= David Ritch =

Caymanian lawyer

David Elliott Ritch (born 1951) is a Cayman Islands attorney who has done private and governmental work.

==Legal career==
David Ritch received his law degree from the University of the West Indies with honours, and was admitted to the bar in 1976 from the Inner Temple, Inns of Court, London, England; in England as Barrister-at-Law and Cayman Islands as Attorney-at-Law. He first worked at the Cayman Islands Courts Office and then moved into the private sector working at law firm Hunter & Hunter.
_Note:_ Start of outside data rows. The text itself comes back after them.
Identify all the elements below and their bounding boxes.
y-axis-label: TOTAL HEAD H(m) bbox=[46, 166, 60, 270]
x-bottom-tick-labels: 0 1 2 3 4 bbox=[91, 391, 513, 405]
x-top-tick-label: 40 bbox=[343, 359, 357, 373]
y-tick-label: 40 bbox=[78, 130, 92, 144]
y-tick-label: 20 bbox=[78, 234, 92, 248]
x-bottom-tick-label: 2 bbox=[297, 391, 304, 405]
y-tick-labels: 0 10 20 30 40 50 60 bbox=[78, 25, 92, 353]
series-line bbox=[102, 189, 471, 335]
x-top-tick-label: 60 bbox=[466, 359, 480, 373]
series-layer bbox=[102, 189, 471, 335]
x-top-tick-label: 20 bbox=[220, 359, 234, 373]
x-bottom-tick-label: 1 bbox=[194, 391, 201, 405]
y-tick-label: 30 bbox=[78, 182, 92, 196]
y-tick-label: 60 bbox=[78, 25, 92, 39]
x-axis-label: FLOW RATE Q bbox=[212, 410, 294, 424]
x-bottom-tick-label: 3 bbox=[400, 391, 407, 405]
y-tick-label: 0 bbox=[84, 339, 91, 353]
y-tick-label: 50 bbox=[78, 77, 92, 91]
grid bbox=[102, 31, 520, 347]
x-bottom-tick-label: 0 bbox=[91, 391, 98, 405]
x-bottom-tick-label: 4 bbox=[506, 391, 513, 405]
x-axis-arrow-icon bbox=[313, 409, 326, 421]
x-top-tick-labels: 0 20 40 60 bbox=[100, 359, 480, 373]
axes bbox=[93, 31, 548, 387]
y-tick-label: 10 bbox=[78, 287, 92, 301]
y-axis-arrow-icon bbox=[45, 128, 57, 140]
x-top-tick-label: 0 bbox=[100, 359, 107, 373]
In 1983, David Ritch founded a private firm, Ritch & Conolly, with stepfather Warren Conolly which at one time became the second-largest Caymanian-owned practice on the island. The firm is rated as one of the top two Caymanian real estate firms by the website Legal500.

==Commercial work==
He has served as a director of the Caribbean Utilities Company and became the chairman in October 2003. On 19 December 2013, Ritch was appointed non-executive chairman of the CIBC FirstCaribbean International Bank, having been on the bank's board since 2002.

==Government work==
David Ritch has had appointments on numerous Cayman Islands government boards including chairman of the Planning Appeals Tribunal (1987-1989), member of the Cayman Islands Currency Board (1987-1997), Chairman of the Labour Laws Appeals Tribunal (1988-1991), Chairman of the Caymanian Protection Board (1989-1990), Chairman of the Port Authority (1992-2003, chairman of the Trade and Business Licensing Board (2000-2002) and chairman of the Immigration Board (2002-2003). In 2005, he began as chairman of the Work Permit Board and the Immigration Review Team (a Cabinet committee), where he reduced the large backlog of applications and reformed the immigration law. He resigned his chairmanship of the Work Permit Board in April 2007. Ritch was appointed chairman of the Constitutional Commission, a body promoting good governance, for a period of three years.

==Biography==
David Ritch is married with three children and was awarded an OBE in 2003 for public service in the Cayman Islands. He is also a Justice of the Peace in George Town.